Two employees from VSA Partners’ Chicago office are participating in a special, one-day event called Girls Do Hack. Designed to teach young women about careers in STEM (science, technology, engineering and math), the day features teams of four students and two professional mentors learning about the wide cross-section of careers available. Jacqui Gu, Senior Designer, and Jasmine Busch, Associate Director, Development, are excited to serve as mentors, who come from fields as diverse as civil engineering, computer science, ecology, graphic design and epidemiology.
“I decided to participate because I was never exposed to—much less encouraged to look into—STEM careers as a student,” said Gu, shown in the left photo above practicing her design skills while very young. “It’s great that there are programs like this for girls to dive into. Women are still severely underrepresented in STEM leadership roles, so I think it’s important to give our students access to relatable female professionals. If these events can have a positive impact and encourage girls to pursue other career paths, there’s no reason not to volunteer.”
“Web development has historically been a male-dominated field, and I want to be an example of the exception to the stereotype,” said Busch, shown in the right photo above with one of her earliest exposures to technology: her Walkman. “I hope to teach the mentees that STEM careers are varied—and I want to learn something new too.”

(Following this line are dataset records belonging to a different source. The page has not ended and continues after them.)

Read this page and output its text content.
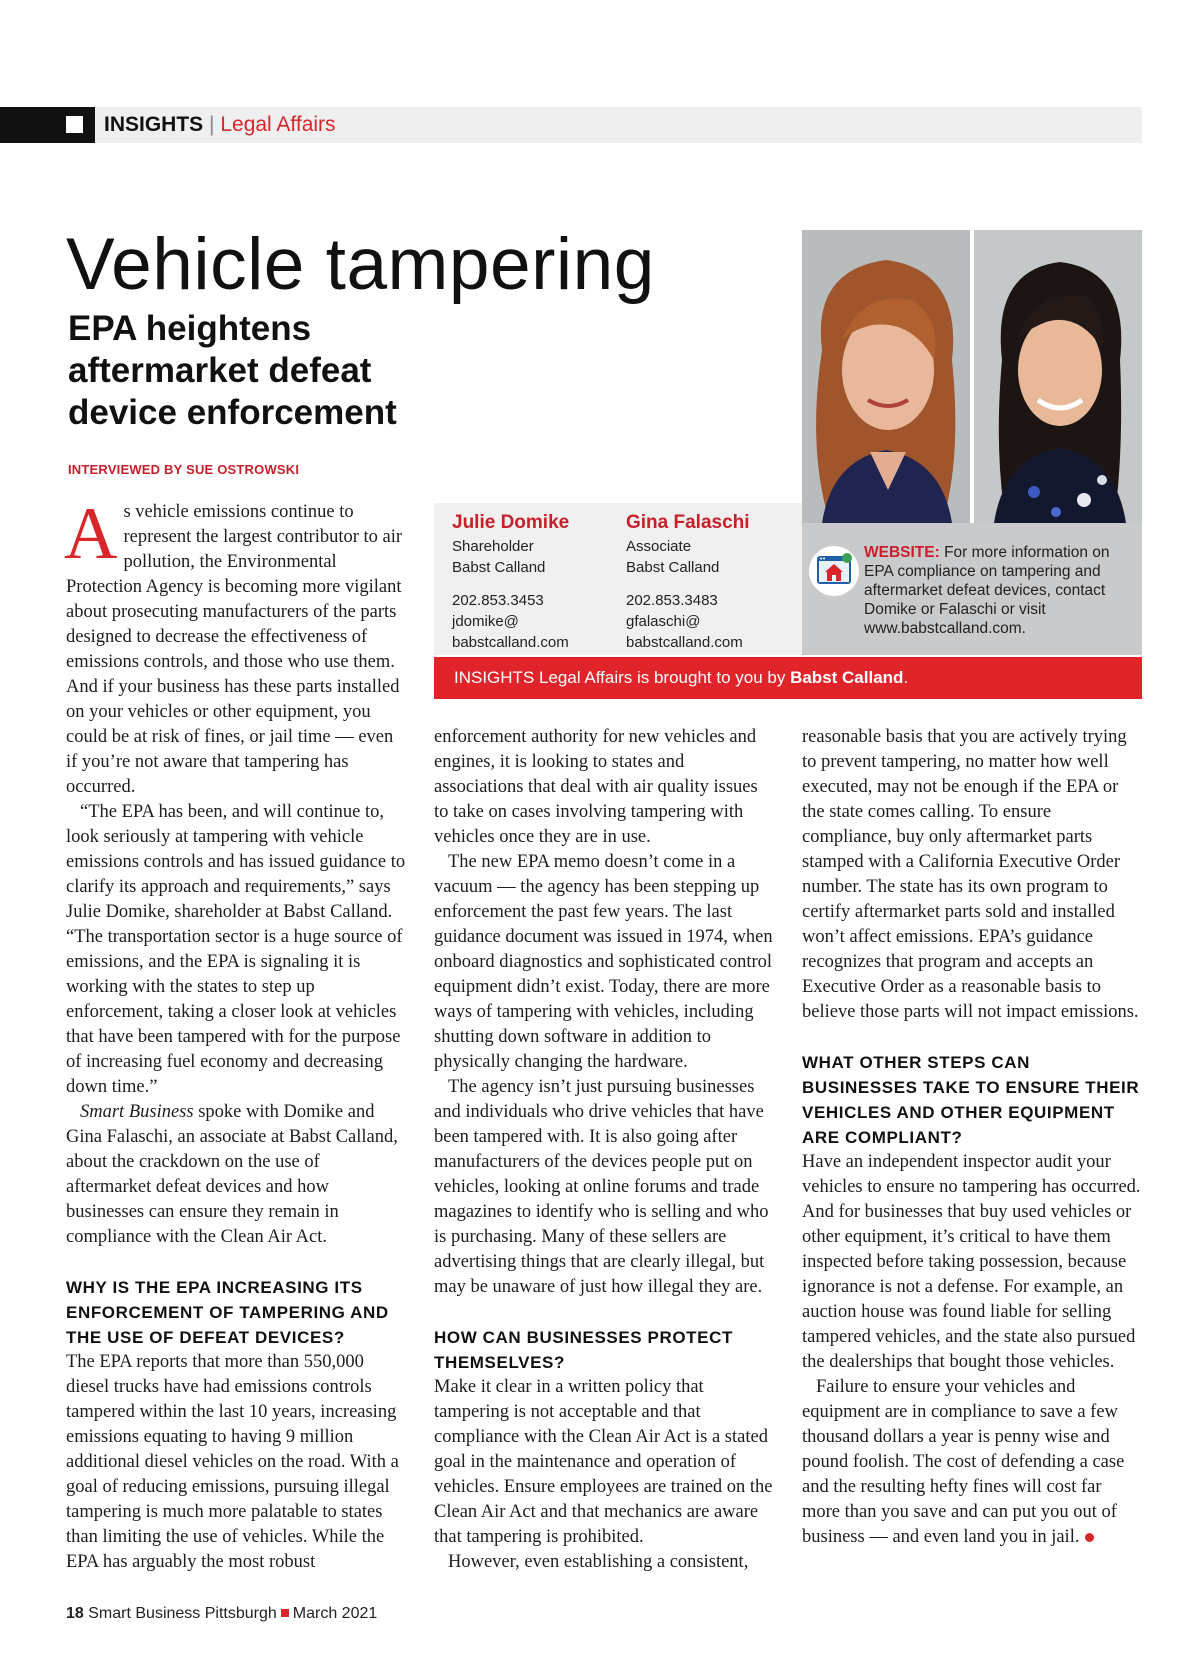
INSIGHTS | Legal Affairs
Vehicle tampering
EPA heightens aftermarket defeat device enforcement
INTERVIEWED BY SUE OSTROWSKI
Julie Domike
Shareholder
Babst Calland
202.853.3453
jdomike@
babstcalland.com
Gina Falaschi
Associate
Babst Calland
202.853.3483
gfalaschi@
babstcalland.com
WEBSITE: For more information on EPA compliance on tampering and aftermarket defeat devices, contact Domike or Falaschi or visit www.babstcalland.com.
INSIGHTS Legal Affairs is brought to you by Babst Calland.

As vehicle emissions continue to represent the largest contributor to air pollution, the Environmental Protection Agency is becoming more vigilant about prosecuting manufacturers of the parts designed to decrease the effectiveness of emissions controls, and those who use them. And if your business has these parts installed on your vehicles or other equipment, you could be at risk of fines, or jail time — even if you’re not aware that tampering has occurred.

“The EPA has been, and will continue to, look seriously at tampering with vehicle emissions controls and has issued guidance to clarify its approach and requirements,” says Julie Domike, shareholder at Babst Calland. “The transportation sector is a huge source of emissions, and the EPA is signaling it is working with the states to step up enforcement, taking a closer look at vehicles that have been tampered with for the purpose of increasing fuel economy and decreasing down time.”

Smart Business spoke with Domike and Gina Falaschi, an associate at Babst Calland, about the crackdown on the use of aftermarket defeat devices and how businesses can ensure they remain in compliance with the Clean Air Act.

WHY IS THE EPA INCREASING ITS ENFORCEMENT OF TAMPERING AND THE USE OF DEFEAT DEVICES?

The EPA reports that more than 550,000 diesel trucks have had emissions controls tampered within the last 10 years, increasing emissions equating to having 9 million additional diesel vehicles on the road. With a goal of reducing emissions, pursuing illegal tampering is much more palatable to states than limiting the use of vehicles. While the EPA has arguably the most robust

enforcement authority for new vehicles and engines, it is looking to states and associations that deal with air quality issues to take on cases involving tampering with vehicles once they are in use.

The new EPA memo doesn’t come in a vacuum — the agency has been stepping up enforcement the past few years. The last guidance document was issued in 1974, when onboard diagnostics and sophisticated control equipment didn’t exist. Today, there are more ways of tampering with vehicles, including shutting down software in addition to physically changing the hardware.

The agency isn’t just pursuing businesses and individuals who drive vehicles that have been tampered with. It is also going after manufacturers of the devices people put on vehicles, looking at online forums and trade magazines to identify who is selling and who is purchasing. Many of these sellers are advertising things that are clearly illegal, but may be unaware of just how illegal they are.

HOW CAN BUSINESSES PROTECT THEMSELVES?

Make it clear in a written policy that tampering is not acceptable and that compliance with the Clean Air Act is a stated goal in the maintenance and operation of vehicles. Ensure employees are trained on the Clean Air Act and that mechanics are aware that tampering is prohibited.

However, even establishing a consistent,

reasonable basis that you are actively trying to prevent tampering, no matter how well executed, may not be enough if the EPA or the state comes calling. To ensure compliance, buy only aftermarket parts stamped with a California Executive Order number. The state has its own program to certify aftermarket parts sold and installed won’t affect emissions. EPA’s guidance recognizes that program and accepts an Executive Order as a reasonable basis to believe those parts will not impact emissions.

WHAT OTHER STEPS CAN BUSINESSES TAKE TO ENSURE THEIR VEHICLES AND OTHER EQUIPMENT ARE COMPLIANT?

Have an independent inspector audit your vehicles to ensure no tampering has occurred. And for businesses that buy used vehicles or other equipment, it’s critical to have them inspected before taking possession, because ignorance is not a defense. For example, an auction house was found liable for selling tampered vehicles, and the state also pursued the dealerships that bought those vehicles.

Failure to ensure your vehicles and equipment are in compliance to save a few thousand dollars a year is penny wise and pound foolish. The cost of defending a case and the resulting hefty fines will cost far more than you save and can put you out of business — and even land you in jail.

18 Smart Business Pittsburgh March 2021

Teams select from a variety of workshops and activities, including mobile phone app design, architecture, astronomy, game design, 3D printing, robotics and much more. Mentees learn not only about these careers, but also skills that are relevant to most jobs, including problem solving, critical thinking and teamwork. Gu added, “I’m hoping that students realize they can enter STEM careers from a creative standpoint as well, not just math and science. It’s important for these girls to learn that creativity and the ability to ‘think outside the box’ is a very sought-after skill in every career.”